Even when the Internet boom was happening—even during the incandescent gold rush years of the late 1990s—Network Solutions was not exactly a household corporate name. Not compared to the first wave of companies like America Online or Netscape Communications, whose Aug. 9, 1995, IPO seems to be the demarcation line between everything that existed before the Internet and everything that came after.
Even to those who had heard of Network Solutions, the little company in Herndon, VA, that held exclusive rights to register Internet domain names was something of a mystery. Just how did that government-issued monopoly come about, anyway? And then there was SAIC, the San Diego-based government contractor that had acquired Network Solutions in March 1995. SAIC was an even bigger enigma, because so much of its work involved specialized and classified research and engineering services for the Pentagon and U.S. intelligence agencies. Even on projects that don’t involve secret DoD programs, SAIC doesn’t go out of its way to attract attention.

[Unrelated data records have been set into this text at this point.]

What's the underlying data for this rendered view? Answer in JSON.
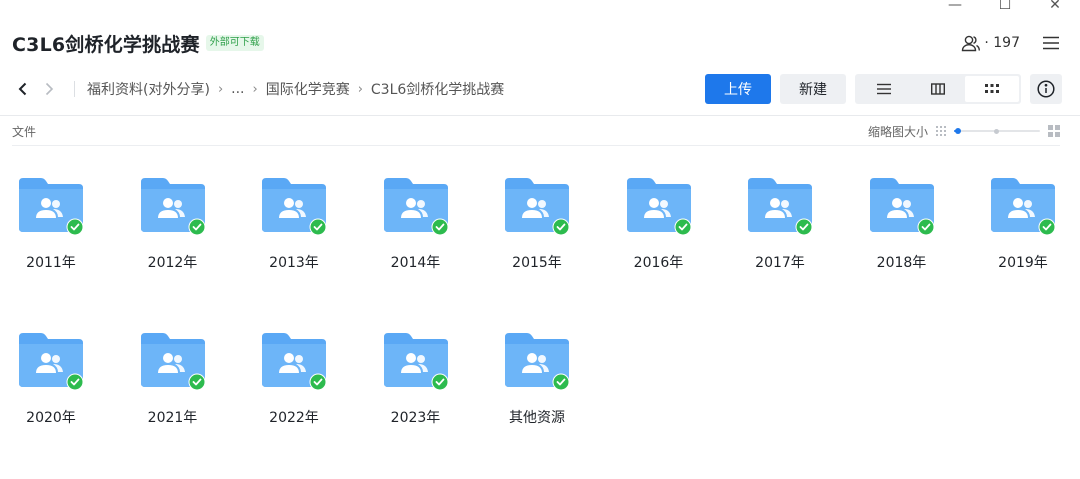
{
  "window": {
    "minimize": "—",
    "maximize": "☐",
    "close": "✕"
  },
  "header": {
    "title": "C3L6剑桥化学挑战赛",
    "badge": "外部可下载",
    "member_count": "· 197"
  },
  "breadcrumb": [
    "福利资料(对外分享)",
    "...",
    "国际化学竞赛",
    "C3L6剑桥化学挑战赛"
  ],
  "toolbar": {
    "upload_label": "上传",
    "new_label": "新建",
    "active_view": "grid"
  },
  "subbar": {
    "files_label": "文件",
    "thumb_size_label": "缩略图大小",
    "thumb_size_level": 0.05
  },
  "colors": {
    "accent": "#1e78eb",
    "folder": "#5aa8f5",
    "check": "#2dbb4e"
  },
  "folders": [
    {
      "name": "2011年",
      "icon": "shared-folder-icon",
      "synced": true
    },
    {
      "name": "2012年",
      "icon": "shared-folder-icon",
      "synced": true
    },
    {
      "name": "2013年",
      "icon": "shared-folder-icon",
      "synced": true
    },
    {
      "name": "2014年",
      "icon": "shared-folder-icon",
      "synced": true
    },
    {
      "name": "2015年",
      "icon": "shared-folder-icon",
      "synced": true
    },
    {
      "name": "2016年",
      "icon": "shared-folder-icon",
      "synced": true
    },
    {
      "name": "2017年",
      "icon": "shared-folder-icon",
      "synced": true
    },
    {
      "name": "2018年",
      "icon": "shared-folder-icon",
      "synced": true
    },
    {
      "name": "2019年",
      "icon": "shared-folder-icon",
      "synced": true
    },
    {
      "name": "2020年",
      "icon": "shared-folder-icon",
      "synced": true
    },
    {
      "name": "2021年",
      "icon": "shared-folder-icon",
      "synced": true
    },
    {
      "name": "2022年",
      "icon": "shared-folder-icon",
      "synced": true
    },
    {
      "name": "2023年",
      "icon": "shared-folder-icon",
      "synced": true
    },
    {
      "name": "其他资源",
      "icon": "shared-folder-icon",
      "synced": true
    }
  ]
}
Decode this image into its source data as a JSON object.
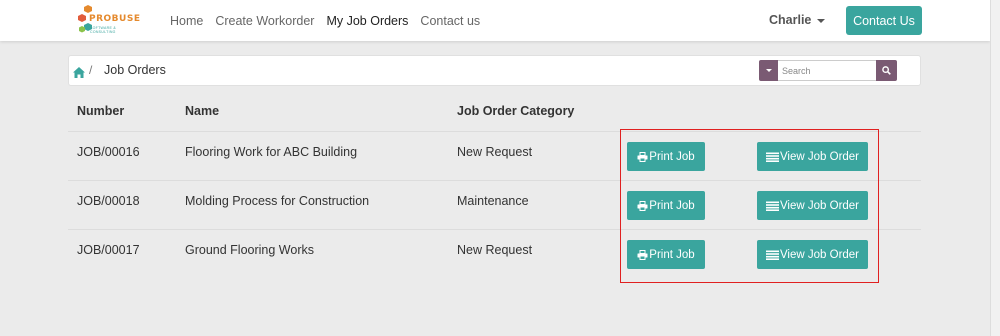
{
  "brand": {
    "name": "PROBUSE",
    "tagline": "SOFTWARE & CONSULTING"
  },
  "nav": {
    "links": [
      {
        "label": "Home"
      },
      {
        "label": "Create Workorder"
      },
      {
        "label": "My Job Orders",
        "active": true
      },
      {
        "label": "Contact us"
      }
    ],
    "user": "Charlie",
    "contact_button": "Contact Us"
  },
  "breadcrumb": {
    "separator": "/",
    "title": "Job Orders"
  },
  "search": {
    "placeholder": "Search"
  },
  "table": {
    "columns": [
      "Number",
      "Name",
      "Job Order Category"
    ],
    "rows": [
      {
        "number": "JOB/00016",
        "name": "Flooring Work for ABC Building",
        "category": "New Request"
      },
      {
        "number": "JOB/00018",
        "name": "Molding Process for Construction",
        "category": "Maintenance"
      },
      {
        "number": "JOB/00017",
        "name": "Ground Flooring Works",
        "category": "New Request"
      }
    ],
    "print_label": "Print Job",
    "view_label": "View Job Order"
  },
  "colors": {
    "accent": "#3aa59e",
    "search_accent": "#7a5a73",
    "highlight": "#e02020"
  }
}
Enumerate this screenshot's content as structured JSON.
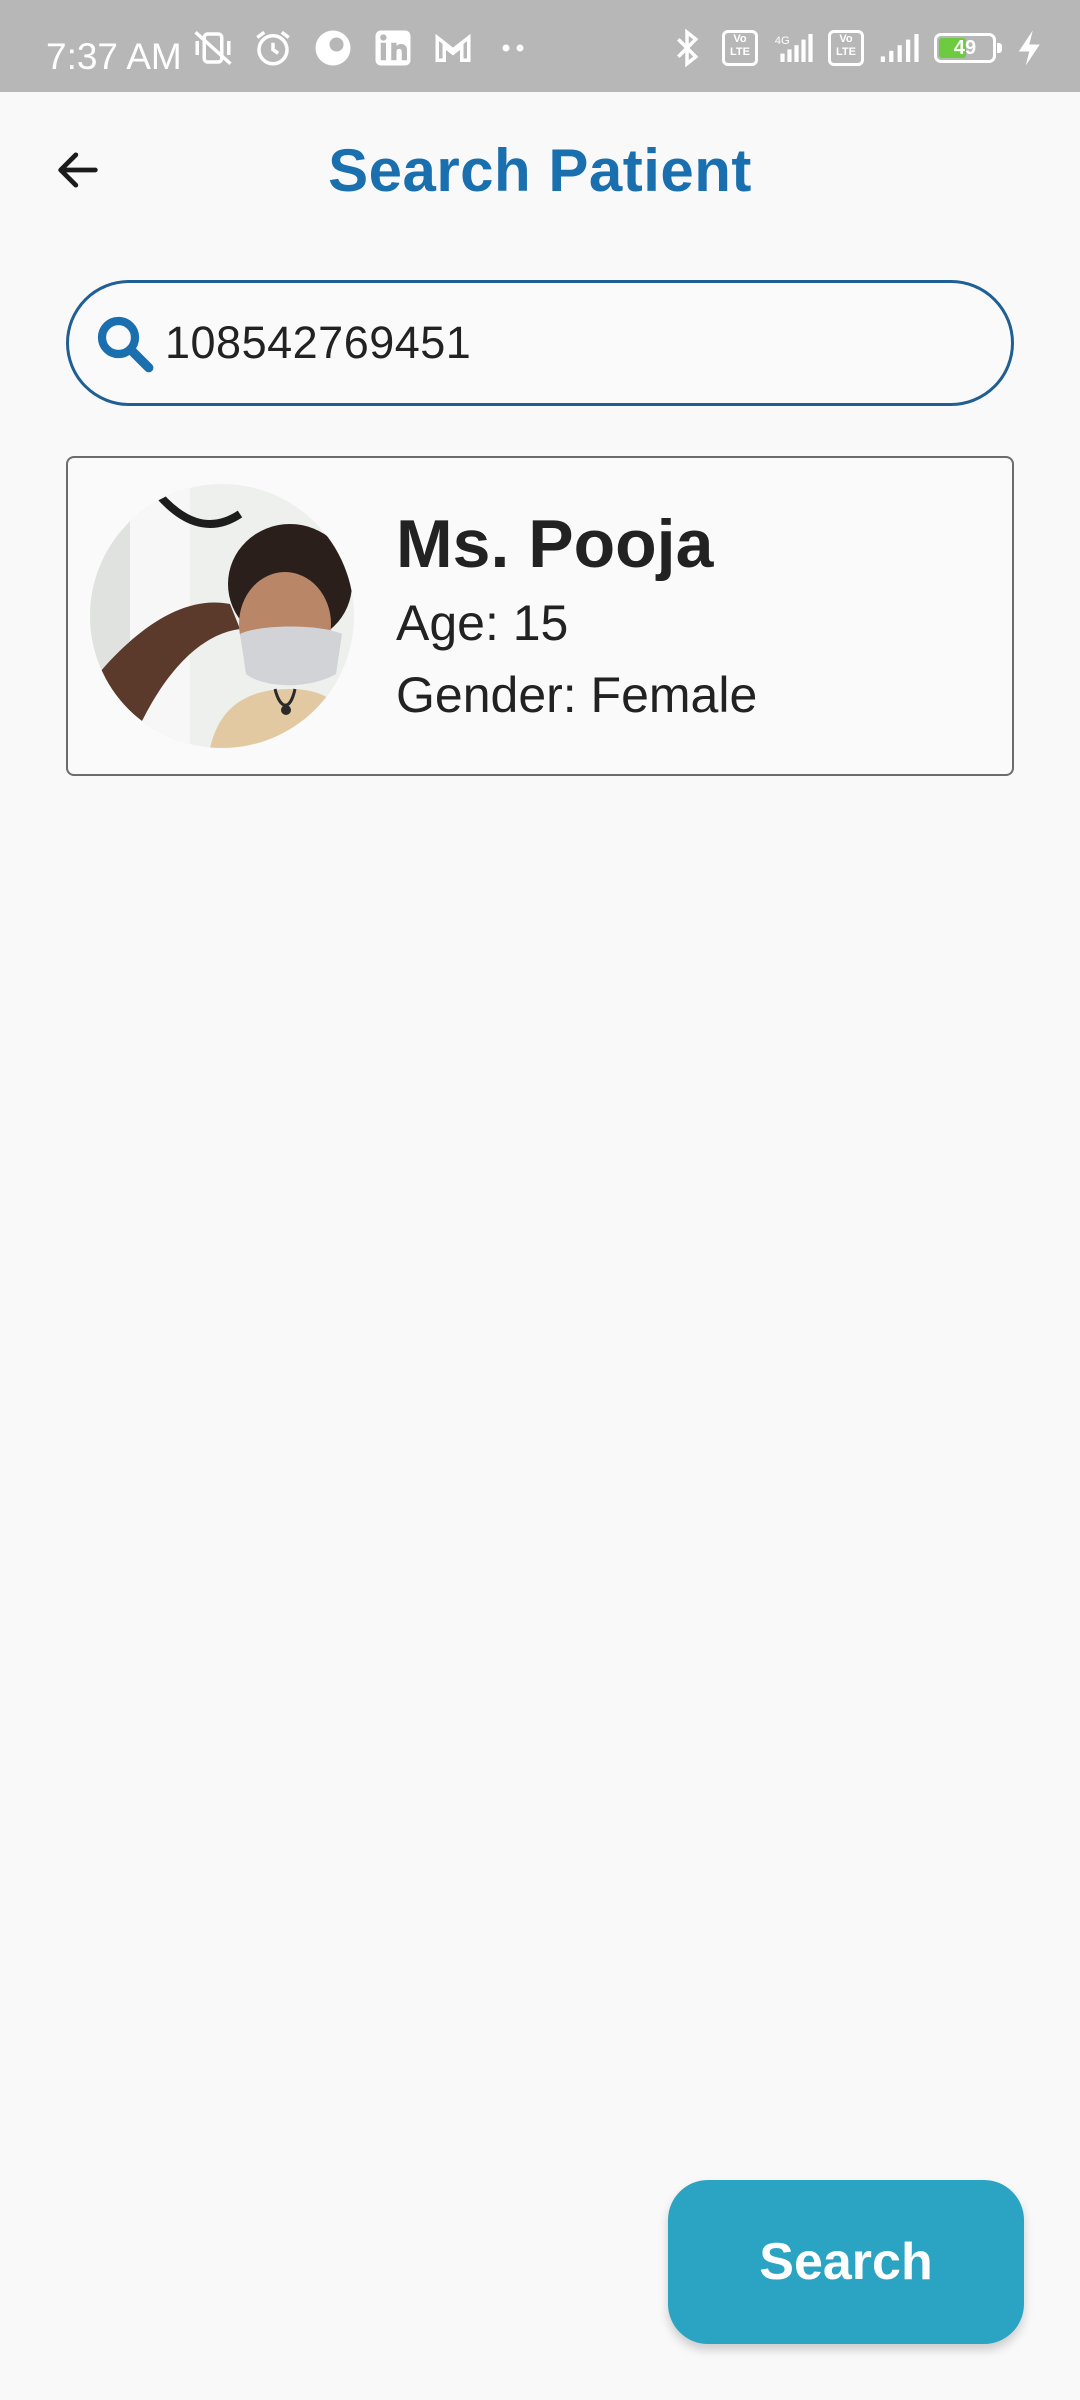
{
  "status_bar": {
    "time": "7:37 AM",
    "network_label": "4G",
    "volte_label": "Vo LTE",
    "battery_percent": "49",
    "left_icons": [
      "mute-vibrate-icon",
      "alarm-icon",
      "app-notification-icon",
      "linkedin-icon",
      "gmail-icon",
      "more-dots-icon"
    ],
    "right_icons": [
      "bluetooth-icon",
      "volte-icon",
      "signal-icon",
      "volte-icon",
      "signal-icon",
      "battery-icon",
      "charging-icon"
    ]
  },
  "header": {
    "title": "Search Patient",
    "back_icon": "arrow-left-icon"
  },
  "search": {
    "value": "108542769451",
    "placeholder": "",
    "icon": "search-icon"
  },
  "results": [
    {
      "name": "Ms. Pooja",
      "age_text": "Age: 15",
      "gender_text": "Gender: Female",
      "avatar": "patient-photo"
    }
  ],
  "actions": {
    "search_label": "Search"
  },
  "colors": {
    "title": "#1a6fae",
    "search_border": "#1f5f93",
    "button": "#2aa4c2",
    "status_bar": "#b7b7b7",
    "background": "#f9f9f9"
  }
}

So it’s not widely known, for example, that SAIC acquired Network Solutions for only $4.7 million, and operated the company during a five-year period of near-exponential growth. Network Solutions was managing only about 60,000 Internet domain names when SAIC took over, but during those crucial early years the company built out the infrastructure needed to manage millions of domain names. At the same time, SAIC sold off pieces of its stake in the Virginia company—eventually realizing billions of dollars in increased valuation.
I got a rare opportunity to gain new insight on this story from two key insiders: SAIC founder (and Xconomist) J. Robert Beyster, who was SAIC’s chairman and CEO during the Network Solutions years, and Mike Daniels, the SAIC executive who led the acquisition and served as chairman of Network Solution’s board during the years SAIC controlled the company. We’re publishing my exclusive Q&A with them tomorrow [now online here–Eds.].
They tell me they became friends in 1986, after SAIC acquired Daniels’ company, Computer Systems Management. It was a small government contractor in Northern Virginia that had worked on sensitive IT projects for the Reagan Administration, such as an upgrade in the National Security Council’s crisis management decision-making system.